Antonio Mirón Hernández: Psicoterapia, Neurociencia y Relaciones Personales
Una trayectoria dedicada al bienestar emocional y la comprensión científica
Trayectoria profesional
Soy Antonio Mirón Hernández, psicólogo y psicoterapeuta. Desde 1982 ejerzo como especialista en neurociencias y psicoterapia. A lo largo de más de 40 años he trabajado con problemas de ansiedad, depresión, psicología clínica, terapia de pareja, fibromialgias, obsesiones, adicciones y casos especialmente complejos. Además, he sido instructor de nuevos terapeutas, investigador y escritor. Mi colegiación inicial fue en Madrid (M-00367), y actualmente ejerzo en Extremadura (Ex.02560).
Mi centro sanitario está registrado y autorizado (nº 10106078).
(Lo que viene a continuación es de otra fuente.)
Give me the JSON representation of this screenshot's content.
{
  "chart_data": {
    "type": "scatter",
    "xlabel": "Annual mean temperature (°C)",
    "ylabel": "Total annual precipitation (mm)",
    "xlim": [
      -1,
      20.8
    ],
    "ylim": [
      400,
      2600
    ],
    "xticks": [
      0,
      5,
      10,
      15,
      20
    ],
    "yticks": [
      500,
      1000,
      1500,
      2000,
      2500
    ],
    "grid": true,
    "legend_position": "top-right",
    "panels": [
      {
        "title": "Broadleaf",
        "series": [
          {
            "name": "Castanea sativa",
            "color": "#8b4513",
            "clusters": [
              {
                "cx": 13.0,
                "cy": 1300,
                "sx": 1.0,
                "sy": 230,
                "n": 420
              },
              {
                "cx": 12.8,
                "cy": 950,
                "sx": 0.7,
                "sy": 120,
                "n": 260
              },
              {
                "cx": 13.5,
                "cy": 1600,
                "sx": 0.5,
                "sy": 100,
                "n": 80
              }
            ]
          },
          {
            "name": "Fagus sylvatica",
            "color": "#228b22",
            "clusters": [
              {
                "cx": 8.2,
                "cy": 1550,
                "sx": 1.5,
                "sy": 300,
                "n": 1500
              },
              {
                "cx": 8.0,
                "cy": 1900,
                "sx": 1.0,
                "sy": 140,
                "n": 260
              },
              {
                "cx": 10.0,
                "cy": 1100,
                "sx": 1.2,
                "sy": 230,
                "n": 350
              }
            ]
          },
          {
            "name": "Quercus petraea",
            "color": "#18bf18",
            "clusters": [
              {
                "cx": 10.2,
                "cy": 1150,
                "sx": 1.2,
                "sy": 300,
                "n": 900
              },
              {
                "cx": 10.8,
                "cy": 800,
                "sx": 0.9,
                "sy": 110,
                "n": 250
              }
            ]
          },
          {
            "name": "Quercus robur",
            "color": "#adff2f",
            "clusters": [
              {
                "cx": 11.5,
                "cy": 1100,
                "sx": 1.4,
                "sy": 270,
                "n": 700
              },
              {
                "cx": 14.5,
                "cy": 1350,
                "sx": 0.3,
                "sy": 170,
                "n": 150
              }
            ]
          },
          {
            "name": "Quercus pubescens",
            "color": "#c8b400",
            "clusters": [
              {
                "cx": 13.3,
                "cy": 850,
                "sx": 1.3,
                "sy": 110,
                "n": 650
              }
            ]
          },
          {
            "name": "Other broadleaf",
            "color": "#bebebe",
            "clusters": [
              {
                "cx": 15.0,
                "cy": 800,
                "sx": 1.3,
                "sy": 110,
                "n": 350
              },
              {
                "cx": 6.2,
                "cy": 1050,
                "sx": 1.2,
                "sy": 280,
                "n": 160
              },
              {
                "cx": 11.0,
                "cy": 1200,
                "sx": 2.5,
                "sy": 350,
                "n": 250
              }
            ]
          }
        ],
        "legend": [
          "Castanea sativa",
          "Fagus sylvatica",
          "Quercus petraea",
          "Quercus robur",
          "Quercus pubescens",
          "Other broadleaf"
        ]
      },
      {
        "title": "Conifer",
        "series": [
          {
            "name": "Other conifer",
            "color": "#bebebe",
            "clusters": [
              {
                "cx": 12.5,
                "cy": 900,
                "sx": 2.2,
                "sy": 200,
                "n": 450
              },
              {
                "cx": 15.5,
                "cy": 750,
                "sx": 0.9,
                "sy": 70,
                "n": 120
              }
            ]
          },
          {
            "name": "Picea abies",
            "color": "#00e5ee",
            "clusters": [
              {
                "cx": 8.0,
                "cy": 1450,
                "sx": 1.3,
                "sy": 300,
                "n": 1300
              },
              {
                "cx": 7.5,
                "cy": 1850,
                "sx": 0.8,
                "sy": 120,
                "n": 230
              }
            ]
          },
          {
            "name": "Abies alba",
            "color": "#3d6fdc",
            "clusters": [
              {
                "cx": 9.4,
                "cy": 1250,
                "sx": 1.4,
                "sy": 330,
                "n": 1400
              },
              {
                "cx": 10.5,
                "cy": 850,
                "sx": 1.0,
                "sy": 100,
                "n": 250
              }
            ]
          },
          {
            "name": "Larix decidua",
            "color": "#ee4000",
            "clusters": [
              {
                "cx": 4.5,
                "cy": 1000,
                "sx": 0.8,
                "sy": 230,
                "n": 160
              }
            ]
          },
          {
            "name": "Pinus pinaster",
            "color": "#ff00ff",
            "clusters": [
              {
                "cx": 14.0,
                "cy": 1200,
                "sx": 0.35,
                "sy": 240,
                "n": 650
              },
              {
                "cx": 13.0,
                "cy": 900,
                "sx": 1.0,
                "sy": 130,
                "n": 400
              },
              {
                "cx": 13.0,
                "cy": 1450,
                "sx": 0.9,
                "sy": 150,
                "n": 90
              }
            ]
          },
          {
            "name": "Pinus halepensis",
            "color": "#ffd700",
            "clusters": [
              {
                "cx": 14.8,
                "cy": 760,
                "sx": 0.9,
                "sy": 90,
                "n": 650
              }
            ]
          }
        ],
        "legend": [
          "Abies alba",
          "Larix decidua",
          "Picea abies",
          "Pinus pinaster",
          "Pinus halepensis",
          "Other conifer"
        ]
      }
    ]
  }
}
Conocerme a través de mi terapia
La base de mi práctica se sustenta en integrar psicología y biología. Considero fundamental que cualquier teoría del desarrollo humano sea coherente con el conocimiento actual sobre el cerebro. Un pilar clave es reconocer que las primeras etapas de la vida son cruciales para el desarrollo de estructuras y funciones que evolucionan posteriormente.
El desarrollo socioemocional del bebé, por ejemplo, implica la capacidad de establecer vínculos afectivos, regular emociones y aprender a confiar en los demás. Estos procesos comienzan en la infancia y tienen un impacto duradero en la vida adulta. Un adulto que ha tenido experiencias positivas en su desarrollo socioemocional suele mostrar mayor capacidad para manejar el estrés y establecer relaciones sanas.
Otro principio es el papel central de la emoción en la condición humana. La emoción nos ayuda a interpretar nuestras experiencias, tomar decisiones y conectar con los demás. Por ejemplo, sentir alegría al compartir momentos con amigos, o tristeza ante una pérdida, son respuestas emocionales que influyen en cómo afrontamos la vida.
Los procesos inconscientes, por su parte, son actividades mentales que ocurren fuera de nuestra conciencia. Incluyen recuerdos, deseos o patrones de comportamiento que influyen en nuestras acciones sin que nos demos cuenta. Estos procesos están presentes a lo largo de toda la vida y forman parte del núcleo de nuestro “yo”.
Importancia de las relaciones
La calidad de nuestras relaciones personales es esencial para regular las emociones. Por ejemplo, en el ámbito familiar, la manera en que nos relacionamos con padres, hermanos o pareja afecta directamente nuestra capacidad de afrontar desafíos. Un caso práctico: cuando un miembro de la familia atraviesa una situación difícil, el apoyo emocional recibido puede ayudarle a superar la ansiedad o el malestar. Si ese apoyo falta, las emociones pueden desregularse y aparecer problemas como la depresión o el aislamiento.
El desarrollo socioemocional, adquirido en la infancia, se refleja en la vida adulta mediante la habilidad para gestionar conflictos, expresar sentimientos y mantener vínculos sólidos. Así, las relaciones familiares y de pareja actúan como reguladores emocionales, favoreciendo el bienestar psicológico.
Avances en neurociencia
La llamada “década del cerebro” (1995-2005) marcó un salto en el estudio de los procesos emocionales y sociales. Se incorporaron tecnologías como la resonancia magnética funcional (fMRI), que permite observar el cerebro en acción detectando cambios en el flujo sanguíneo, y la tomografía por emisión de positrones (PET), que utiliza sustancias radioactivas para visualizar áreas cerebrales activas durante distintas tareas.
Gracias a estas herramientas, la investigación neurobiológica sobre emociones y relaciones sociales creció de manera exponencial. Así, hoy sabemos que las experiencias afectivas modifican la estructura y funcionamiento del cerebro, reforzando la importancia de cuidar nuestras relaciones personales para mantener la salud mental.
En resumen, la psicoterapia y la neurociencia nos muestran que el bienestar psicológico depende tanto de factores biológicos como de la calidad de nuestras relaciones. Entender y aplicar estos conocimientos es clave para una vida plena y equilibrada.